The USA is preventing the formation of a strong UN which is needed to take the difficult decisions regarding AGW. In both cases it is the right wingers who are leading the opposition, but the general population tend to support them. Thus if you spin "We Are All to Blame" to mean "It is just human nature", then you are right again.

Cheers, Alastair.

[I don't really agree with this. There is far more than the US preventing a strong UN. We aren't really close to a "world govt" type body, no matter what the black helicopter folk may say -W]

By Anonymous (not verified) on 26 Oct 2011 #permalink

I suppose just going back to the pre-Euro currencies is too simple?

[To be fair, there was a good economic as well as political reason for the Euro. But politics dictated that it spread too widely, and too many lies were brushed under the carpet in the good times -W]

The analogy is strained, I think. There aren't necessarily obvious "powerful interests" who are lined up against some of the possible solutions to the Euro crisis, like say, issuing Eurobonds. Those ideas are just unpopular among your everyday German citizens.

By carrot eater (not verified) on 26 Oct 2011 #permalink

Climate change is the easier of the two.

Carbon tax, lower other taxes to compensate and wait 20 years. We're done.

The euro shouldn't have been done in hte first place but since it was we're stuck now with a whole lot of pain for someone or other. Deciding who is going to take that pain is the difficulty.

Climate change, as long as we go with the technological and capital cycle, doesn't have to hurt anyone very much: it's only trying to force it, do it quickly, that might cause pain.

[Everyone is running scared from the "tax" word in "carbon tax". Apart from the Australians. Perhaps if that works out and everyone else sees there is nothing to be afraid of, things might get better. But Europe is still stuck in its stupid LETS scheme, or whatever it is called -W]

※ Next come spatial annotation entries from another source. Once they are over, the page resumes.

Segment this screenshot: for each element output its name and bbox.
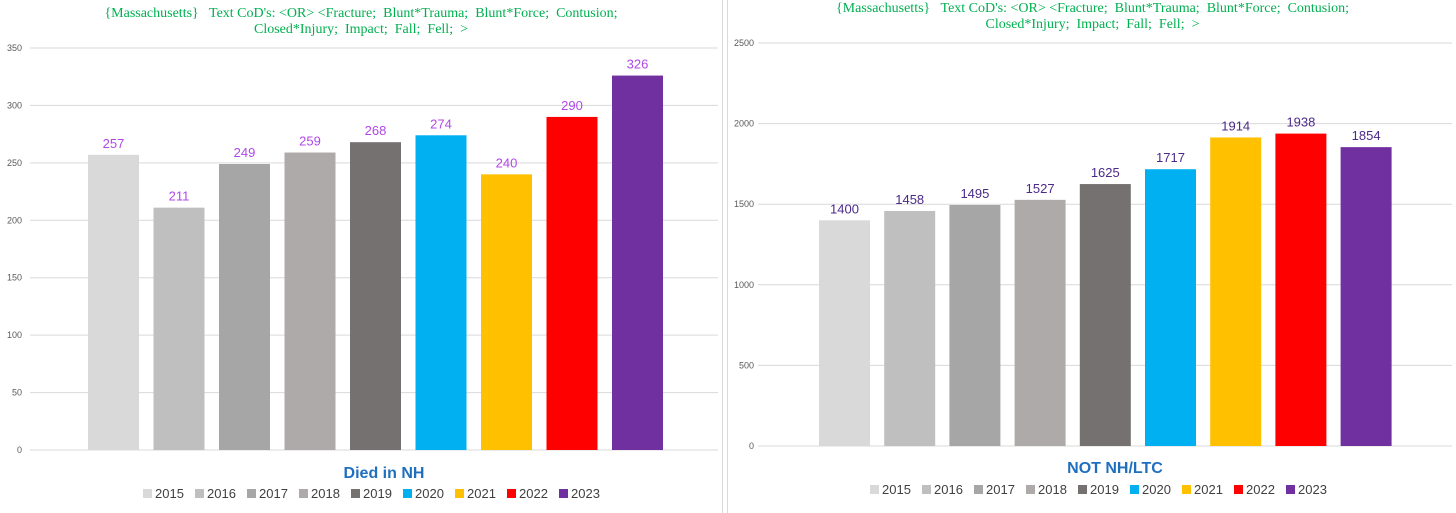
data-label-2018: 259 — [299, 134, 321, 149]
y-tick-label: 200 — [7, 215, 22, 225]
data-label-2018: 1527 — [1026, 181, 1055, 196]
legend-swatch-2017 — [974, 485, 983, 494]
bar-2019 — [350, 142, 401, 450]
legend-swatch-2019 — [351, 489, 360, 498]
legend-swatch-2018 — [299, 489, 308, 498]
data-label-2021: 240 — [496, 155, 518, 170]
legend-swatch-2022 — [1234, 485, 1243, 494]
chart-title: {Massachusetts} Text CoD's: <OR> <Fractu… — [728, 1, 1456, 33]
legend-swatch-2020 — [1130, 485, 1139, 494]
y-tick-label: 500 — [739, 360, 754, 370]
y-tick-label: 300 — [7, 100, 22, 110]
chart-title: {Massachusetts} Text CoD's: <OR> <Fractu… — [0, 6, 722, 38]
legend-swatch-2021 — [455, 489, 464, 498]
data-label-2017: 249 — [234, 145, 256, 160]
y-tick-label: 0 — [17, 445, 22, 455]
chart-panel-died-in-nh: {Massachusetts} Text CoD's: <OR> <Fractu… — [0, 0, 723, 513]
y-tick-label: 50 — [12, 388, 22, 398]
bar-2015 — [819, 220, 870, 446]
bar-chart-not-nh-ltc: 0 500 1000 1500 2000 2500 1400 1458 1495 1527 1625… — [734, 38, 1452, 497]
bar-2016 — [153, 207, 205, 450]
chart-title-line-2: Closed*Injury; Impact; Fall; Fell; > — [254, 22, 468, 37]
y-tick-label: 2500 — [734, 38, 754, 48]
bar-2022 — [1275, 133, 1327, 446]
legend-label-2016: 2016 — [207, 486, 236, 501]
chart-panel-not-nh-ltc: {Massachusetts} Text CoD's: <OR> <Fractu… — [727, 0, 1456, 513]
y-tick-label: 1500 — [734, 199, 754, 209]
legend-label-2021: 2021 — [467, 486, 496, 501]
data-label-2022: 1938 — [1286, 115, 1315, 130]
legend-label-2022: 2022 — [519, 486, 548, 501]
legend-label-2020: 2020 — [1142, 482, 1171, 497]
data-label-2020: 1717 — [1156, 150, 1185, 165]
bar-2023 — [612, 75, 663, 451]
chart-title-line-1: {Massachusetts} Text CoD's: <OR> <Fractu… — [835, 1, 1350, 16]
legend-swatch-2016 — [195, 489, 204, 498]
legend-label-2022: 2022 — [1246, 482, 1275, 497]
y-tick-label: 100 — [7, 330, 22, 340]
legend-label-2020: 2020 — [415, 486, 444, 501]
legend-label-2015: 2015 — [155, 486, 184, 501]
legend-label-2015: 2015 — [882, 482, 911, 497]
legend-label-2021: 2021 — [1194, 482, 1223, 497]
data-label-2022: 290 — [561, 98, 583, 113]
legend-swatch-2019 — [1078, 485, 1087, 494]
y-tick-label: 1000 — [734, 280, 754, 290]
data-label-2021: 1914 — [1221, 118, 1250, 133]
legend-label-2017: 2017 — [259, 486, 288, 501]
legend-label-2023: 2023 — [1298, 482, 1327, 497]
y-tick-label: 150 — [7, 273, 22, 283]
bar-2021 — [481, 174, 532, 451]
legend-swatch-2018 — [1026, 485, 1035, 494]
bar-2020 — [415, 135, 467, 450]
legend-label-2019: 2019 — [363, 486, 392, 501]
legend-swatch-2016 — [922, 485, 931, 494]
legend-swatch-2023 — [1286, 485, 1295, 494]
legend-swatch-2020 — [403, 489, 412, 498]
bar-2016 — [884, 210, 936, 446]
data-label-2019: 1625 — [1091, 165, 1120, 180]
legend-swatch-2015 — [143, 489, 152, 498]
bar-2020 — [1145, 169, 1196, 446]
y-tick-label: 0 — [749, 441, 754, 451]
bar-2022 — [546, 116, 598, 451]
legend-label-2019: 2019 — [1090, 482, 1119, 497]
data-label-2023: 326 — [627, 57, 649, 72]
data-label-2023: 1854 — [1352, 128, 1381, 143]
legend-label-2016: 2016 — [934, 482, 963, 497]
bar-2021 — [1210, 137, 1262, 446]
legend-swatch-2015 — [870, 485, 879, 494]
data-label-2020: 274 — [430, 116, 452, 131]
chart-title-line-1: {Massachusetts} Text CoD's: <OR> <Fractu… — [104, 6, 618, 21]
data-label-2015: 1400 — [830, 201, 859, 216]
bar-chart-died-in-nh: 0 50 100 150 200 250 300 350 257 211 249 259 268 274 2… — [7, 43, 718, 501]
legend-label-2018: 2018 — [311, 486, 340, 501]
legend-swatch-2023 — [559, 489, 568, 498]
chart-title-line-2: Closed*Injury; Impact; Fall; Fell; > — [985, 17, 1200, 32]
legend-swatch-2021 — [1182, 485, 1191, 494]
x-axis-title: Died in NH — [344, 465, 425, 482]
y-tick-label: 250 — [7, 158, 22, 168]
legend-swatch-2017 — [247, 489, 256, 498]
data-label-2016: 1458 — [895, 192, 924, 207]
bar-2017 — [949, 205, 1001, 446]
legend-label-2017: 2017 — [986, 482, 1015, 497]
bar-2018 — [284, 152, 336, 450]
bar-2018 — [1014, 199, 1066, 446]
y-tick-label: 350 — [7, 43, 22, 53]
data-label-2016: 211 — [169, 189, 190, 204]
data-label-2015: 257 — [103, 136, 125, 151]
legend-label-2018: 2018 — [1038, 482, 1067, 497]
data-label-2019: 268 — [365, 123, 387, 138]
legend-label-2023: 2023 — [571, 486, 600, 501]
data-label-2017: 1495 — [960, 186, 989, 201]
bar-2015 — [88, 154, 139, 450]
x-axis-title: NOT NH/LTC — [1067, 460, 1163, 477]
legend-swatch-2022 — [507, 489, 516, 498]
bar-2017 — [219, 164, 270, 450]
y-tick-label: 2000 — [734, 119, 754, 129]
bar-2023 — [1340, 147, 1392, 446]
bar-2019 — [1079, 184, 1131, 447]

The ECB is not allowed to bailout any member nation governments. So their is no clear backstop which leaves governments vulnerable to self fulfilling bond market panics. I don't see how you can blame this on anyone but the politicians that set up the rules in the first place.

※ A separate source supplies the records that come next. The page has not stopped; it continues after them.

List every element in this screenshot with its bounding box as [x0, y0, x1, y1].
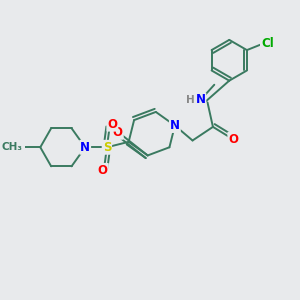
- Text: CH₃: CH₃: [2, 142, 22, 152]
- Text: O: O: [113, 126, 123, 139]
- Text: N: N: [170, 119, 180, 132]
- Text: N: N: [196, 93, 206, 106]
- Text: Cl: Cl: [261, 37, 274, 50]
- Text: O: O: [228, 133, 238, 146]
- Text: O: O: [107, 118, 117, 131]
- Text: H: H: [186, 95, 195, 105]
- Text: N: N: [80, 141, 90, 154]
- Text: S: S: [103, 141, 111, 154]
- Text: O: O: [98, 164, 108, 177]
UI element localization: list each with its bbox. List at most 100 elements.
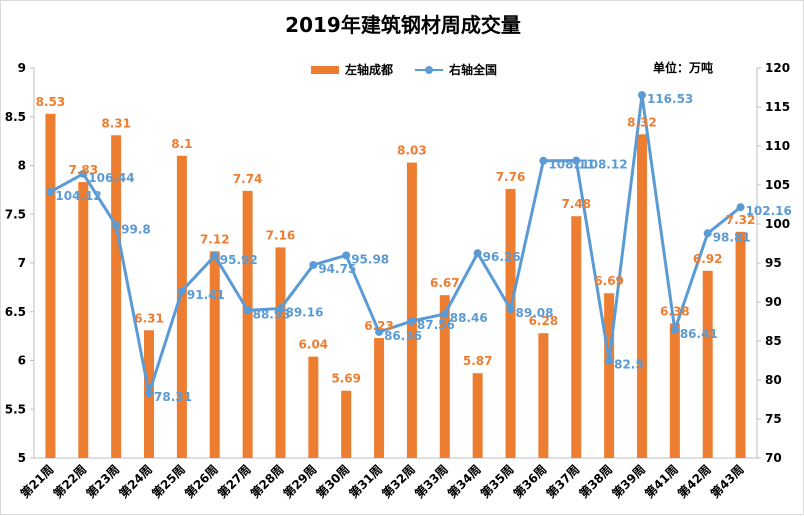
right-tick-label: 105 bbox=[765, 178, 790, 192]
x-tick-label: 第42周 bbox=[674, 462, 713, 501]
x-tick-label: 第29周 bbox=[280, 462, 319, 501]
bar bbox=[406, 162, 417, 458]
line-data-label: 88.93 bbox=[253, 307, 291, 321]
line-data-label: 86.16 bbox=[384, 329, 422, 343]
bar bbox=[374, 338, 385, 458]
line-data-label: 104.12 bbox=[55, 189, 101, 203]
left-tick-label: 7 bbox=[18, 256, 26, 270]
bar-data-label: 7.76 bbox=[496, 170, 526, 184]
x-tick-label: 第41周 bbox=[642, 462, 681, 501]
x-tick-label: 第26周 bbox=[181, 462, 220, 501]
line-data-label: 89.08 bbox=[516, 306, 554, 320]
line-data-label: 95.98 bbox=[351, 252, 389, 266]
legend-swatch-bar bbox=[311, 65, 339, 74]
line-point bbox=[145, 389, 154, 398]
chart-title: 2019年建筑钢材周成交量 bbox=[285, 13, 521, 37]
bar-data-label: 6.69 bbox=[594, 274, 624, 288]
bar bbox=[275, 247, 286, 458]
bar bbox=[45, 113, 56, 458]
bar-data-label: 5.87 bbox=[463, 354, 493, 368]
line-data-label: 82.5 bbox=[614, 358, 644, 372]
line-data-label: 78.31 bbox=[154, 390, 192, 404]
x-tick-label: 第21周 bbox=[17, 462, 56, 501]
bar bbox=[176, 155, 187, 458]
x-tick-label: 第22周 bbox=[50, 462, 89, 501]
line-data-label: 108.12 bbox=[581, 158, 627, 172]
right-tick-label: 75 bbox=[765, 412, 782, 426]
right-tick-label: 120 bbox=[765, 61, 790, 75]
bar-data-label: 6.28 bbox=[529, 314, 559, 328]
bar bbox=[242, 190, 253, 458]
x-tick-label: 第37周 bbox=[543, 462, 582, 501]
left-tick-label: 6 bbox=[18, 354, 26, 368]
left-tick-label: 8 bbox=[18, 159, 26, 173]
line-data-label: 95.92 bbox=[220, 253, 258, 267]
line-point bbox=[703, 229, 712, 238]
line-point bbox=[309, 260, 318, 269]
x-tick-label: 第31周 bbox=[346, 462, 385, 501]
line-point bbox=[539, 156, 548, 165]
bar bbox=[505, 188, 516, 458]
line-point bbox=[210, 251, 219, 260]
x-tick-label: 第30周 bbox=[313, 462, 352, 501]
x-tick-label: 第25周 bbox=[149, 462, 188, 501]
bar bbox=[538, 333, 549, 458]
legend: 左轴成都 右轴全国 bbox=[311, 61, 519, 78]
right-tick-label: 85 bbox=[765, 334, 782, 348]
bar-data-label: 6.31 bbox=[134, 311, 164, 325]
left-tick-label: 7.5 bbox=[5, 207, 26, 221]
line-data-label: 99.8 bbox=[121, 223, 151, 237]
line-point bbox=[407, 317, 416, 326]
line-data-label: 106.44 bbox=[88, 171, 134, 185]
right-tick-label: 90 bbox=[765, 295, 782, 309]
bar bbox=[308, 356, 319, 458]
bar bbox=[111, 135, 122, 458]
right-tick-label: 110 bbox=[765, 139, 790, 153]
line-point bbox=[736, 203, 745, 212]
line-point bbox=[670, 326, 679, 335]
right-tick-label: 80 bbox=[765, 373, 782, 387]
bar bbox=[341, 390, 352, 458]
x-tick-label: 第33周 bbox=[412, 462, 451, 501]
line-point bbox=[440, 310, 449, 319]
bar-data-label: 6.23 bbox=[364, 319, 394, 333]
x-tick-label: 第43周 bbox=[707, 462, 746, 501]
bar bbox=[439, 295, 450, 458]
bar-data-label: 7.83 bbox=[68, 163, 98, 177]
right-tick-label: 115 bbox=[765, 100, 790, 114]
legend-label-chengdu: 左轴成都 bbox=[345, 63, 394, 77]
bar-data-label: 7.48 bbox=[561, 197, 591, 211]
line-point bbox=[605, 356, 614, 365]
line-point bbox=[572, 156, 581, 165]
bar bbox=[636, 134, 647, 459]
line-point bbox=[276, 304, 285, 313]
x-tick-label: 第24周 bbox=[116, 462, 155, 501]
bar-data-label: 7.32 bbox=[726, 213, 756, 227]
x-tick-label: 第32周 bbox=[379, 462, 418, 501]
legend-swatch-line bbox=[415, 65, 444, 74]
line-data-label: 89.16 bbox=[285, 306, 323, 320]
line-point bbox=[112, 221, 121, 230]
bar-data-label: 7.12 bbox=[200, 232, 230, 246]
legend-item-chengdu: 左轴成都 bbox=[311, 61, 393, 78]
right-tick-label: 100 bbox=[765, 217, 790, 231]
line-data-label: 86.41 bbox=[680, 327, 718, 341]
line-data-label: 87.56 bbox=[417, 318, 455, 332]
line-data-label: 96.26 bbox=[483, 250, 521, 264]
bar bbox=[571, 216, 582, 458]
line-data-label: 94.75 bbox=[318, 262, 356, 276]
bar-data-label: 8.1 bbox=[171, 137, 192, 151]
x-tick-label: 第35周 bbox=[477, 462, 516, 501]
bar bbox=[604, 293, 615, 458]
line-point bbox=[506, 305, 515, 314]
bar bbox=[78, 182, 89, 458]
bar-data-label: 8.32 bbox=[627, 115, 657, 129]
line-data-label: 88.46 bbox=[450, 311, 488, 325]
left-tick-label: 9 bbox=[18, 61, 26, 75]
line-data-label: 116.53 bbox=[647, 92, 693, 106]
bar-data-label: 7.74 bbox=[233, 172, 263, 186]
x-tick-label: 第23周 bbox=[83, 462, 122, 501]
line-point bbox=[342, 251, 351, 260]
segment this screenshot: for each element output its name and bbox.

Almost all the member nations would be better off with higher inflation, but Germany is still scarred by its episode of hyper-inflation. I guess you could blame "the people" for this.

By blueshift (not verified) on 27 Oct 2011 #permalink

I'm in favor of a Fossil Caarbon Open Air Disposal (FCOAD) fee.

No use of the bad three letter word beginning with 't' and ending with a wretched 'x'.

By David B. Benson (not verified) on 27 Oct 2011 #permalink

George Soros makes two major points in a recent New York Review of Books essay: (1) The fiscal responses to the Euro crisis would have been helpful had any of them occurred even a few months earlier, but by the time they've occurred they've already become ineffective half-measures; and (2) The root problem is that the Eurozone has a single currency but not a single central bank with a single currency policy. He thinks this crisis will lead to formation of a central bank, but, of course, too late...

Yes, the parallels with AGW are acute, except that the Euro crisis has already reached a stage we probably won't reach with AGW until 2025 or 2030 - at which time we will commence ineffective half-measures. (But perhaps I'm just a cockeyed optimist!)

WIlliam,

I recommend you to read (if you want to better understand the financial shit we are in) to read The Automatic Earth (Stonelegih and Ilargi) and also Zerohedge:

http://www.theautomaticearth.blogspot.com/
http://www.zerohedge.com/

I would say it will get MUCH MUCH worse before it gets better, and 10 years from how hardly few people will be interested in climate change, unfortunately. I, myself, gave up on collective long-term thinking and actions,

Alex

No one in charge? Say it isn't so! It almost sounds like Nancy Pelosi in charge behind the scenes. "You have to pass the bill BEFORE you can find out what's in it." = "It has to get worse before it can get better."